Novel variant in the PYGM gene causing late-onset limb-girdle myopathy, ptosis, and camptocormia.

Author information

1
Département de Neurologie, Hôpital de Hautepierre, Hôpitaux Universitaires de Strasbourg, 1 Avenue Molière, 67098, Strasbourg, France.
2
Centre de Référence Neuromusculaire du Grand Est (CERNEST), Hôpital de Hautepierre, Hôpitaux Universitaires de Strasbourg, Strasbourg, France.
3
Service des Maladies Héréditaires du Métabolisme, Centre de Biologie et de Pathologie Est, Hospices Civils de Lyon, Bron, France.
4
Service de Pathologie, Hôpital de Hautepierre, Hôpitaux Universitaires de Strasbourg, Strasbourg, France.

Abstract

INTRODUCTION:

McArdle disease is a glycogen storage disease caused by mutations in the PYGM gene encoding myophosphorylase.

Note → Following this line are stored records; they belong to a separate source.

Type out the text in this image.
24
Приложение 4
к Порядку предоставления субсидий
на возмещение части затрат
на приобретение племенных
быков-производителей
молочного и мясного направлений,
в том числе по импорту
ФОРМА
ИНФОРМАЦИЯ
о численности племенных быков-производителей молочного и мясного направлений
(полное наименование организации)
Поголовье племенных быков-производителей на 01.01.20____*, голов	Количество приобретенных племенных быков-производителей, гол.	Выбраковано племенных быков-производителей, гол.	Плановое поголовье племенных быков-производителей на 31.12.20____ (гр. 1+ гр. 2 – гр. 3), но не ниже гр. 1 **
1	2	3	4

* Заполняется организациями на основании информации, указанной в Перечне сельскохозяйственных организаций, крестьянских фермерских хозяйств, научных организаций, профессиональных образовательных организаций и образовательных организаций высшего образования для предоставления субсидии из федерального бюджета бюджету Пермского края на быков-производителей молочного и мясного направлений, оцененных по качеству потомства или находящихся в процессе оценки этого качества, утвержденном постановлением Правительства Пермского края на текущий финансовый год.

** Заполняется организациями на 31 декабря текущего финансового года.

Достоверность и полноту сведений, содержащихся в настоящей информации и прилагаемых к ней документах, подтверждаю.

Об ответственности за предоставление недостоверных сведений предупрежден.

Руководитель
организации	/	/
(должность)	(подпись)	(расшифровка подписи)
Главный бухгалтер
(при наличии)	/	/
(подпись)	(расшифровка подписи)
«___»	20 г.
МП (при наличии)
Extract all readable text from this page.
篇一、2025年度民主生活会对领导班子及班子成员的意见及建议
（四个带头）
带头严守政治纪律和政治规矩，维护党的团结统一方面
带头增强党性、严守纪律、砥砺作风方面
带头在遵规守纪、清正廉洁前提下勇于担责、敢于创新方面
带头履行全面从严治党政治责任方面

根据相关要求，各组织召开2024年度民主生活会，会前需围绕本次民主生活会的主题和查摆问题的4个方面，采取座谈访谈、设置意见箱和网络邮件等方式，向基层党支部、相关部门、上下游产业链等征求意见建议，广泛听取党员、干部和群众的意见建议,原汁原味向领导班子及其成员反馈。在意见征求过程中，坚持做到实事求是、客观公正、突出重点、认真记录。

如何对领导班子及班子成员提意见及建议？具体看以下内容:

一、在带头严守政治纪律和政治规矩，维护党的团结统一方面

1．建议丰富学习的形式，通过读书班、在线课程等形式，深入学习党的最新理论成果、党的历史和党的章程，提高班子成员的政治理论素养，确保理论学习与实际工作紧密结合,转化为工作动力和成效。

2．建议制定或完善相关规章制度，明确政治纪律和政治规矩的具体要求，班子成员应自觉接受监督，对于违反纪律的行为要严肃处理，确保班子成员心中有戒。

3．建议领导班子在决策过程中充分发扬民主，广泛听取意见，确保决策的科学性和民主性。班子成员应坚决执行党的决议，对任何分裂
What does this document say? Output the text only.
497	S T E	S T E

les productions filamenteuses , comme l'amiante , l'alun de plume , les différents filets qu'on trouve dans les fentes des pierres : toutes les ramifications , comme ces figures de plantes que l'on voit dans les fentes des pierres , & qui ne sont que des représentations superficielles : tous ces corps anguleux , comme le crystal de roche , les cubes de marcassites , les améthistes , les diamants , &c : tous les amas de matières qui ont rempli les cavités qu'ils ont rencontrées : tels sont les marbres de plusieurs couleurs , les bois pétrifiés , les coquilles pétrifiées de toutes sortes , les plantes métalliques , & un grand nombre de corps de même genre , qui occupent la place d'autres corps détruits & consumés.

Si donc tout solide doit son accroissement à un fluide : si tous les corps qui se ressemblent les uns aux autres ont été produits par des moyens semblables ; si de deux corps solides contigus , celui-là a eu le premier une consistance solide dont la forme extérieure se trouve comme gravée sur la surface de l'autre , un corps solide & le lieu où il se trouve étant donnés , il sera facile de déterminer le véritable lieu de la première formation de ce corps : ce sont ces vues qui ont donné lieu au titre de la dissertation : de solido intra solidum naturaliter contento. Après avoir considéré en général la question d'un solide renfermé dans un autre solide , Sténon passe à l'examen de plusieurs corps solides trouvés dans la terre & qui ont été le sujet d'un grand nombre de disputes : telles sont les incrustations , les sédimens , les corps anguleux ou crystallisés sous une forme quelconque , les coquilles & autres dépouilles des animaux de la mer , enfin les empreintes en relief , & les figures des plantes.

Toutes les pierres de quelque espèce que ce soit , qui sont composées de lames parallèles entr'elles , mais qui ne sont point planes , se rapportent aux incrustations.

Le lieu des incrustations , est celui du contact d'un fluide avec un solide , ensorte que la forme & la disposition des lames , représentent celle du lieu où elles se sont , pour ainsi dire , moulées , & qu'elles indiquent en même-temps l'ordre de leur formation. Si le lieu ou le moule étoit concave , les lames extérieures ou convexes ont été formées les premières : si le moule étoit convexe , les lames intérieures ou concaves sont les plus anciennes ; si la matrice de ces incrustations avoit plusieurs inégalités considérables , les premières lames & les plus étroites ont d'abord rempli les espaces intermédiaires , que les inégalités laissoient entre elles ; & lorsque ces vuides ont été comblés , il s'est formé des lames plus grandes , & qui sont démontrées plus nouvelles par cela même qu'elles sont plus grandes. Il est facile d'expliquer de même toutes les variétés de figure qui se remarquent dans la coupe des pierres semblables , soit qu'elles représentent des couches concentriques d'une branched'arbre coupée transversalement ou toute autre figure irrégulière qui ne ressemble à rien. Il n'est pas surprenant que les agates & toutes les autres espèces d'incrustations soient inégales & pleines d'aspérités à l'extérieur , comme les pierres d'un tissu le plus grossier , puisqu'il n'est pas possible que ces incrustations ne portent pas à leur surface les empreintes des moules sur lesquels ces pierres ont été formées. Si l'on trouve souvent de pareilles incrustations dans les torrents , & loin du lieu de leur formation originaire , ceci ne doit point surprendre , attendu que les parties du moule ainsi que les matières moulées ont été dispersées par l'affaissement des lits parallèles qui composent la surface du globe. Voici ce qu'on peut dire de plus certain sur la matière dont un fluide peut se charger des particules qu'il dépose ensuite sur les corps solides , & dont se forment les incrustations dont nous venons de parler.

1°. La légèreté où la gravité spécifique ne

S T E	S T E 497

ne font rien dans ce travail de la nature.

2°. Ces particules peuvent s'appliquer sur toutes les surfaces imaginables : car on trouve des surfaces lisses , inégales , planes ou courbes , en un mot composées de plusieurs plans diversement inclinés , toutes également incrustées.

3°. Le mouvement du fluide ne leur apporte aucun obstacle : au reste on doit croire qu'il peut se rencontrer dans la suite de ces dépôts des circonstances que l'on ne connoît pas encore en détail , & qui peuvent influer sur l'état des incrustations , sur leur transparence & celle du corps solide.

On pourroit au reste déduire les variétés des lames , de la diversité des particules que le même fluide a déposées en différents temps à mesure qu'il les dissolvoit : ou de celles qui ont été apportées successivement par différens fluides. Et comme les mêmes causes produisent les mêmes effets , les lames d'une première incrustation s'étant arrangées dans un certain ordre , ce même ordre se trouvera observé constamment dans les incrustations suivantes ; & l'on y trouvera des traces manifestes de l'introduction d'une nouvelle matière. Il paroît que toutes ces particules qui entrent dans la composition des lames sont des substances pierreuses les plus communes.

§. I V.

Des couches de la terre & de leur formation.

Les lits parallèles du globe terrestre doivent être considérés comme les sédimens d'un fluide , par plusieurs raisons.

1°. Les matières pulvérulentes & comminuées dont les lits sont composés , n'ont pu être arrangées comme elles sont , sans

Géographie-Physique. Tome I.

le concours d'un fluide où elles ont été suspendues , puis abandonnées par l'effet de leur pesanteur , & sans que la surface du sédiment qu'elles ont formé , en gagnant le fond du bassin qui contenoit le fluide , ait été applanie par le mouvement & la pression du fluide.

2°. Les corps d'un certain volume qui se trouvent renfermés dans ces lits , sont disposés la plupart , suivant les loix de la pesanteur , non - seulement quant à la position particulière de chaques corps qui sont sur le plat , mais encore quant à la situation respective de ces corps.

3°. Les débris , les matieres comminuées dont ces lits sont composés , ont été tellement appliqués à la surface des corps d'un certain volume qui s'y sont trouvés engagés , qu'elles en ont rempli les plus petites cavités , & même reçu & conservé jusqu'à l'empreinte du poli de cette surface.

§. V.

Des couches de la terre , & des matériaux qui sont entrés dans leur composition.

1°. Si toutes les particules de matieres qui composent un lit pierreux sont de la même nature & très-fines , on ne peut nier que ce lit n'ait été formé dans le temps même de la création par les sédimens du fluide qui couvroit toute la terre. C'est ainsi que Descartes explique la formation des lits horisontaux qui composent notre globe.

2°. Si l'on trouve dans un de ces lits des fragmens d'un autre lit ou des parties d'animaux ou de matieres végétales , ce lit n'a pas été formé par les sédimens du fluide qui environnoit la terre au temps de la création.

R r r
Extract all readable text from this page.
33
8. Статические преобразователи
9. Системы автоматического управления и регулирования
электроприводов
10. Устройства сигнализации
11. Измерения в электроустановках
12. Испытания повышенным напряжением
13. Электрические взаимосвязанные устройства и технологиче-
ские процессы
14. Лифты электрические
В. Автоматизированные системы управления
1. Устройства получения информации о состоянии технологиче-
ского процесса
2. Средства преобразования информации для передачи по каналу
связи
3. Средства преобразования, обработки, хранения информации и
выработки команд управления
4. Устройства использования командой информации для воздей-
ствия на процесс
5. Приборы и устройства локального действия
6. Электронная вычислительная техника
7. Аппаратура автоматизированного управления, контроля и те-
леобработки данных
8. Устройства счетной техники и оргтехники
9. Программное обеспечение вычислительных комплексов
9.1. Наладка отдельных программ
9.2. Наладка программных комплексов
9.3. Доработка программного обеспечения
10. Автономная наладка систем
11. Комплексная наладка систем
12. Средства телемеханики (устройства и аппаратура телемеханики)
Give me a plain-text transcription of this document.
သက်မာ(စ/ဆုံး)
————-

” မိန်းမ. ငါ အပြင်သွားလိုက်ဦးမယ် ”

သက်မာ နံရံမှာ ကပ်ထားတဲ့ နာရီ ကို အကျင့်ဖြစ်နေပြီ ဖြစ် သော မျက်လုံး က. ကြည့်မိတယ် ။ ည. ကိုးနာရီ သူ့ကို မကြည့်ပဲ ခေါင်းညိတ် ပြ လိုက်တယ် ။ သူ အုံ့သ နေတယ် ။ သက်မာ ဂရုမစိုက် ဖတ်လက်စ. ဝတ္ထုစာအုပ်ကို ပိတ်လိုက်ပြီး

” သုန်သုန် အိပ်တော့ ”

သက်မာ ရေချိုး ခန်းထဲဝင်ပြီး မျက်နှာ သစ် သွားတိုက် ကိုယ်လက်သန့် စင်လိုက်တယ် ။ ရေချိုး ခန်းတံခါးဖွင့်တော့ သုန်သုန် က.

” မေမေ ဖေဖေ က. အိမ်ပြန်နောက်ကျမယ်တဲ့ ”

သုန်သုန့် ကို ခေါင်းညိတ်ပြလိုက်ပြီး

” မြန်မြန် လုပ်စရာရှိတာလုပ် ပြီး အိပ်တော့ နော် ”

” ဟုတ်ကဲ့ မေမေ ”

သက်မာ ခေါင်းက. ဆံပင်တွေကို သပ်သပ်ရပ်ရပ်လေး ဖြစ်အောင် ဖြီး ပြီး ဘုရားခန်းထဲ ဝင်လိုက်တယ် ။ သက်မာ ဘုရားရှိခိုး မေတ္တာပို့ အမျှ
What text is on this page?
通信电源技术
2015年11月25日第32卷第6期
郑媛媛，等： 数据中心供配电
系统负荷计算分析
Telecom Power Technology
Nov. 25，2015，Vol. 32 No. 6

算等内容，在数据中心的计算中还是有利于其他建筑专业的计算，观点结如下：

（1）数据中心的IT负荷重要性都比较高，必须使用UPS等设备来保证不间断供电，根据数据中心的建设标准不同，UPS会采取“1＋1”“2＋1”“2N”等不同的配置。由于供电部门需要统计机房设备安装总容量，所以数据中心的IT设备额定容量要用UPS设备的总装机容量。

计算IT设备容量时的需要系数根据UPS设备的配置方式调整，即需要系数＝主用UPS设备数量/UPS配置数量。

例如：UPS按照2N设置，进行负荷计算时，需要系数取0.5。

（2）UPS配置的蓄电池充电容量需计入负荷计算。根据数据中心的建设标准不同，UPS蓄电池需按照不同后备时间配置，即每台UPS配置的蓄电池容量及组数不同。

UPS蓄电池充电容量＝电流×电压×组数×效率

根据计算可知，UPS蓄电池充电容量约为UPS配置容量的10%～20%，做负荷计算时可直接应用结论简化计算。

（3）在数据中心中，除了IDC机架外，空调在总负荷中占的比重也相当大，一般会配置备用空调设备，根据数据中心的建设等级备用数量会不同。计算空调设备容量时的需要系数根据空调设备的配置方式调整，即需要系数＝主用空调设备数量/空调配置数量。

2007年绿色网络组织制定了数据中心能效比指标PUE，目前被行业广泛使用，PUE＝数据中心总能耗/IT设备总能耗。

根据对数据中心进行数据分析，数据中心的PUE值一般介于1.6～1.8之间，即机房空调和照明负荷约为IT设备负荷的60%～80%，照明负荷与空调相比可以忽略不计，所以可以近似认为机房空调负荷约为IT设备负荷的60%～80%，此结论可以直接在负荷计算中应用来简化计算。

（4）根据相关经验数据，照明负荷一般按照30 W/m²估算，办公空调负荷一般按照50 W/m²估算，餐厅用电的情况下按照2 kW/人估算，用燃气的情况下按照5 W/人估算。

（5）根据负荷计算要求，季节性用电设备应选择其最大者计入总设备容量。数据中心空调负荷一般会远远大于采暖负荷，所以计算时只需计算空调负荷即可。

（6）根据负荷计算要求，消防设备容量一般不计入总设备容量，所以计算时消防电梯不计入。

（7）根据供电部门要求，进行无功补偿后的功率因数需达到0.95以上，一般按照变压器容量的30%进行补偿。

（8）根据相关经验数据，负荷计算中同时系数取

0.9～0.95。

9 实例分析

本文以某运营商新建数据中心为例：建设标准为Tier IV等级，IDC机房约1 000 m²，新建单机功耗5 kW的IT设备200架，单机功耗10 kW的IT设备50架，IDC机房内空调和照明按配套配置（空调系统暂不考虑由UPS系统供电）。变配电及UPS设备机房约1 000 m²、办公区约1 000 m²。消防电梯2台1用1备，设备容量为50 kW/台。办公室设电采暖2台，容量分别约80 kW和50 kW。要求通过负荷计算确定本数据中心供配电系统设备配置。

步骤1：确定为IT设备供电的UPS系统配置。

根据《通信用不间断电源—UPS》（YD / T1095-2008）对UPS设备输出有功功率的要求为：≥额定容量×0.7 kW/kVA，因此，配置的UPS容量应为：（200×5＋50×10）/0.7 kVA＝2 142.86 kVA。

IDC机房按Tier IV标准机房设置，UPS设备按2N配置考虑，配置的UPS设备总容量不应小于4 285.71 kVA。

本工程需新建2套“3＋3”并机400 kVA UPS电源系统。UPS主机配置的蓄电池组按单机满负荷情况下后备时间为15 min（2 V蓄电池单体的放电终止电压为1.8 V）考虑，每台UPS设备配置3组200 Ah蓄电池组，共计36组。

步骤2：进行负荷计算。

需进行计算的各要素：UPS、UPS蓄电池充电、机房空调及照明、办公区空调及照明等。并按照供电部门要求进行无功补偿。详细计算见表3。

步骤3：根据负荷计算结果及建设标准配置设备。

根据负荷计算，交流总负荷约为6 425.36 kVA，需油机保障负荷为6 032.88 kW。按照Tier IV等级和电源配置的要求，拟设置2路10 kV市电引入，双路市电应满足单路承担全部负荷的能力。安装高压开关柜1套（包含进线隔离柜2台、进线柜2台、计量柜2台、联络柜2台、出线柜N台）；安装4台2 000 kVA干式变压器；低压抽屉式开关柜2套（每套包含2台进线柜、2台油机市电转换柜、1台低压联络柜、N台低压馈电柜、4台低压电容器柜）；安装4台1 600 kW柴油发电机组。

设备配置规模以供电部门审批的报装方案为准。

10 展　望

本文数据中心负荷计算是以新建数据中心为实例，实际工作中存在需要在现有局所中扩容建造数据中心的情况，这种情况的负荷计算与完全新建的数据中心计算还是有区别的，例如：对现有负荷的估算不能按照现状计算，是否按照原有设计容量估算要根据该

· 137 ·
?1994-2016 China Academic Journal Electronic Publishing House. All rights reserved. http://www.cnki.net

It manifests classically with childhood-onset exercise-induced pain.

METHODS:

We report the characteristics of 2 unrelated patients with a new homozygous mutation of the PYGM gene.

RESULTS:

Two patients, aged 76 and 79 years, presented with severe upper and lower limb atrophy and weakness. Additionally, 1 patient presented with bilateral ptosis, and the other with camptocormia. In both patients, symptoms had developed progressively in the 2 preceding years, and there was no history of exercise intolerance. Both patients demonstrated myogenic abnormalities on electromyography, multiple glycogen-containing vacuoles and undetectable muscle myophosphorylase activity on muscle biopsy, and a novel homozygous frameshift p.Lys42Profs*48 PYGM mutation.

CONCLUSIONS:

This report expands the phenotype and genotype of McArdle disease and suggests that PYGM mutations should be looked for in patients with very late-onset myopathy with no previous history of exercise intolerance. Muscle Nerve 57: 157-160, 2018.

KEYWORDS:

McArdle disease; PYGM; camptocormia; elderly; glycogen storage disease; myopathy

PMID:
28120463
DOI:
10.1002/mus.25588
[Indexed for MEDLINE]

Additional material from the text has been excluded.